Q: Triple negative breast cancer (TNBC), which is an aggressive form of breast cancer that primarily affects young and Black patients, doesn’t have a treatment target because the tumor lacks an estrogen receptor, a progesterone receptor and HER2. What have you learned about TNBC during your research?
A: Triple negative breast cancer accounts for 15 to 20 percent of all breast cancers and it does lack those biomarkers. We have to treat it with systemic chemotherapy, meaning the treatment goes after your body’s cells and cells are everywhere, not just in the tumor. When a tumor has a biomarker that has a targeted treatment, the treatment just goes after the tumor. So, there are a lot of treatments we can’t use on triple negative breast cancer.
Q: How did you become interested in biomarker research?

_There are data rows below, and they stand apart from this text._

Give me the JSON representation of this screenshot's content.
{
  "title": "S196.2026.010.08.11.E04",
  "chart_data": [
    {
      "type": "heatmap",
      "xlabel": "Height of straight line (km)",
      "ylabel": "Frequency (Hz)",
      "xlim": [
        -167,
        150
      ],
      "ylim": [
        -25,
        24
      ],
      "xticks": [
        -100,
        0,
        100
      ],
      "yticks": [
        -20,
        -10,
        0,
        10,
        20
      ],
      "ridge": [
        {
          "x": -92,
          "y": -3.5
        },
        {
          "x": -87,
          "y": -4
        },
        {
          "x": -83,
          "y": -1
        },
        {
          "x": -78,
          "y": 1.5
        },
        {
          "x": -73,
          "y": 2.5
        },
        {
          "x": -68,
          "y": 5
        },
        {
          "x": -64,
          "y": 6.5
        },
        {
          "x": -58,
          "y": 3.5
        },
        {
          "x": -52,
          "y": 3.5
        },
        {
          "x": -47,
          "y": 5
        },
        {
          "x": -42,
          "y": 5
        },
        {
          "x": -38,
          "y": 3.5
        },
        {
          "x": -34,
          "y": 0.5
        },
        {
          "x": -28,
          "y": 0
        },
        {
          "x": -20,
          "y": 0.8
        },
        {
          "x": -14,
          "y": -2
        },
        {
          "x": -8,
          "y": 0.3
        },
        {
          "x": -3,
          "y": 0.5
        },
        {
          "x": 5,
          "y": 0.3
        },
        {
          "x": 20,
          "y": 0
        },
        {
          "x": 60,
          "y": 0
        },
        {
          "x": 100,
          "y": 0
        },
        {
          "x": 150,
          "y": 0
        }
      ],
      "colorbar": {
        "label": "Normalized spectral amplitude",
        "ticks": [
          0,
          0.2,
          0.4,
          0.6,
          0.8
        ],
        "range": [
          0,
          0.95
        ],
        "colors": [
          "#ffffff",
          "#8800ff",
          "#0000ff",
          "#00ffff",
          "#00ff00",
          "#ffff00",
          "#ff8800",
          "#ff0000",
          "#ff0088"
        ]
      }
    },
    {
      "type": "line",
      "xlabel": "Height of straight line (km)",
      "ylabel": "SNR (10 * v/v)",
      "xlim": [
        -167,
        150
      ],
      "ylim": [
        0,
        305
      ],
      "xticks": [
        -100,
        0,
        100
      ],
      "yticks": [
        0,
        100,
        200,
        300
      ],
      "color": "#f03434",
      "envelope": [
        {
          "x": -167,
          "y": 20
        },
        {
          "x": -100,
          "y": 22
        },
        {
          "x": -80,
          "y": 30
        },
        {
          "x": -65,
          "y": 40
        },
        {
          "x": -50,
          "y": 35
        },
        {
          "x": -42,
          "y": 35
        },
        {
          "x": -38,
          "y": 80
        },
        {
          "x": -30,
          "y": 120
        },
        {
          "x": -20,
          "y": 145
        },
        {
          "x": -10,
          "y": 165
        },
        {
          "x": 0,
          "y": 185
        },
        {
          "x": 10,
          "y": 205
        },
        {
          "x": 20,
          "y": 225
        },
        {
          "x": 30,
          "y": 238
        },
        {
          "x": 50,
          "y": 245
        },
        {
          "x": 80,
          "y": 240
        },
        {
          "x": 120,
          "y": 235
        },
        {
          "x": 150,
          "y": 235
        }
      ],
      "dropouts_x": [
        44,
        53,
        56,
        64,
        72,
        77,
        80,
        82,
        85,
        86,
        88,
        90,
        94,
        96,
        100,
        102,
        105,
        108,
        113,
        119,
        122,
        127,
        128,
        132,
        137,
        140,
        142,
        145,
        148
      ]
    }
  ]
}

A: After I graduated from college, I was working in a women’s imaging facility and was doing a biopsy tracking project where I got to learn what happens when a woman comes in with a suspicious finding in her breast. It was really powerful to see something get biopsied and then go through the process of identifying the biomarkers in the tumors.
As a PhD student I worked on triple negative breast cancer and focused on health disparities, but it was mostly basic science research, and I was interested in doing more translational work. Now, I am working directly with breast tumor tissues doing biomarker discovery. I know the results I am getting from the lab are directly associated with an individual and I feel my work directly reaches the person.
Q: I wanted to go back to the “lab mantra” you described earlier about trying to identify the patients who won’t respond to treatments. Oftentimes we might think something has failed if we didn’t get the intended outcome, but it sounds like the opposite might be true in your research.
A: In terms of developing more treatments for breast cancer, I think it really helps to narrow down the treatments that are and aren’t working for each subtype of breast cancer. One of the things I like about this lab is that we’re not just going after one technique. We go after 10 or 12 at a time – we’re trying a bunch of different methods in a bunch of different cancers, because every cancer is a little bit different. By working with tissue samples, it helps to keep the focus on the person at the forefront and remember this work is helping people. Even if I’m getting negative results (which is happening), I’m finding out what doesn’t work. So, slowly, we’re taking all the things that don’t work off the table.